Bu dört unsur, bir şehri hem ulusal hem de uluslararası düzeyde görünür ve güçlü kılar.
Şimdi dönüp kendi şehrimize bakalım:
Kırşehir’de bir üniversitemiz var.
Evet, bu büyük bir artı.
Ama ne yazık ki hâlâ bir havaalanımız yok, bir de daha önemlisi: Demiryolu ağımız yok.
Havaalanı bir şekilde tolere edilebilir belki.
"Uzakta da olsa, yakındır" diyerek kendimizi avutabiliriz.
Ama demiryolu öyle değil…
Demiryolu bir şehrin kalkınmasında, ticaretinde, sanayisinde, hatta kültürel gelişiminde belirleyici bir faktördür.
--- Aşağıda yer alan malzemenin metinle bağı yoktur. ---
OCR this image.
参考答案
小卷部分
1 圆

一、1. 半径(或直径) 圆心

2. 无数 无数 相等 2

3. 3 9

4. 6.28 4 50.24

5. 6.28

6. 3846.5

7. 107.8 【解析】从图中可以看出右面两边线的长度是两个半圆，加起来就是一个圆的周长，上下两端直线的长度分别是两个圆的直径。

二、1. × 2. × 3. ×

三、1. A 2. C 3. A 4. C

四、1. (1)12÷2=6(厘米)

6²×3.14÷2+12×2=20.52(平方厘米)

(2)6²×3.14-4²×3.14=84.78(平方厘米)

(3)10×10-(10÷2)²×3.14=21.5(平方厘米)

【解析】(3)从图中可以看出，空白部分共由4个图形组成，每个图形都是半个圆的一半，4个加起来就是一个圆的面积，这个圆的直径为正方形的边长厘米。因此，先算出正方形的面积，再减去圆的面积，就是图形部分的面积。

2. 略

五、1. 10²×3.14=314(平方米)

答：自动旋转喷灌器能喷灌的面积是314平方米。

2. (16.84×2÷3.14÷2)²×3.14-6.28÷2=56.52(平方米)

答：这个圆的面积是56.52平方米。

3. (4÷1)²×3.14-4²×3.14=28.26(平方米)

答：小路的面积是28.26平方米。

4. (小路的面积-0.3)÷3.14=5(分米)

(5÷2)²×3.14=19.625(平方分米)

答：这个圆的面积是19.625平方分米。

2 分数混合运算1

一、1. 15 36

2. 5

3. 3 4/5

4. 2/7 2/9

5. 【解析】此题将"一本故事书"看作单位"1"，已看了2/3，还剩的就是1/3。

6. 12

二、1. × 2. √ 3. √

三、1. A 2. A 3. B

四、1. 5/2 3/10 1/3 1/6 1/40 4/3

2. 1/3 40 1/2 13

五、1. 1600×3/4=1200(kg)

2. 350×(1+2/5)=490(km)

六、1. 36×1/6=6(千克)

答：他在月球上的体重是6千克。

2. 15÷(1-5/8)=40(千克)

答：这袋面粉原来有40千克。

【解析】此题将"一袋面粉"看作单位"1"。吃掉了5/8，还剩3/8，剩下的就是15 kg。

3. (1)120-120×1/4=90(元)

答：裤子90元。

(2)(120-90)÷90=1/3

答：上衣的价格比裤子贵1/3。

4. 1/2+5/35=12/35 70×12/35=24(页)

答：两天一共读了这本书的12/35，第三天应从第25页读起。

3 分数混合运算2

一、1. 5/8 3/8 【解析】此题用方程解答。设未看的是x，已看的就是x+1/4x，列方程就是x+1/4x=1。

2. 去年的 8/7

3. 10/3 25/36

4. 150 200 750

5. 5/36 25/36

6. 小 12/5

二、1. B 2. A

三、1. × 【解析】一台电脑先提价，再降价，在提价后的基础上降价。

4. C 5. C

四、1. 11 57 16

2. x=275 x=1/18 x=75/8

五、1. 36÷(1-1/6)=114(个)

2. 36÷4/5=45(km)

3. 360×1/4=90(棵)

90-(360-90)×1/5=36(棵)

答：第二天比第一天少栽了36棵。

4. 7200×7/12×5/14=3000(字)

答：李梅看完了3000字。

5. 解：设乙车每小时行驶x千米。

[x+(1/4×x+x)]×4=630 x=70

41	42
Yanı başımızdaki şehirlerin ilçelerine kadar ulaşan demiryolu hatları, ne yazık ki "Gönül Şehri" Kırşehir’in kapısından bile geçmiyor.
Neden?
Bu sorunun cevabı aslında Ankara’da.
Daha doğrusu Ankara’daki yetkililerin, siyasilerin iki dudağı arasında. Kırşehir’in demiryoluna kavuşması için birilerinin "Evet, bu şehir bunu hak ediyor" demesi yeterli gibi görünüyor.
Ama iş sadece "demekle" de bitmiyor.
Bugünün Türkiye’sinde işler planlama ile değil, siyasi güçle yürüyor.
Siyasi gücünüz varsa, yatırım da geliyor; tren de geliyor, havaalanı da.
Yozgat’a bakalım mesela.
Bizden çok mu büyük?
Değil.
Ama siyasi ağırlığı var.
Ne oldu?
Demiryolu geçti, havaalanı bitmek üzere.
Peki, bizde ne var?
Kırşehir’de yıllardır siyasi anlamda iktidarın yanında yer alındı, destek verildi.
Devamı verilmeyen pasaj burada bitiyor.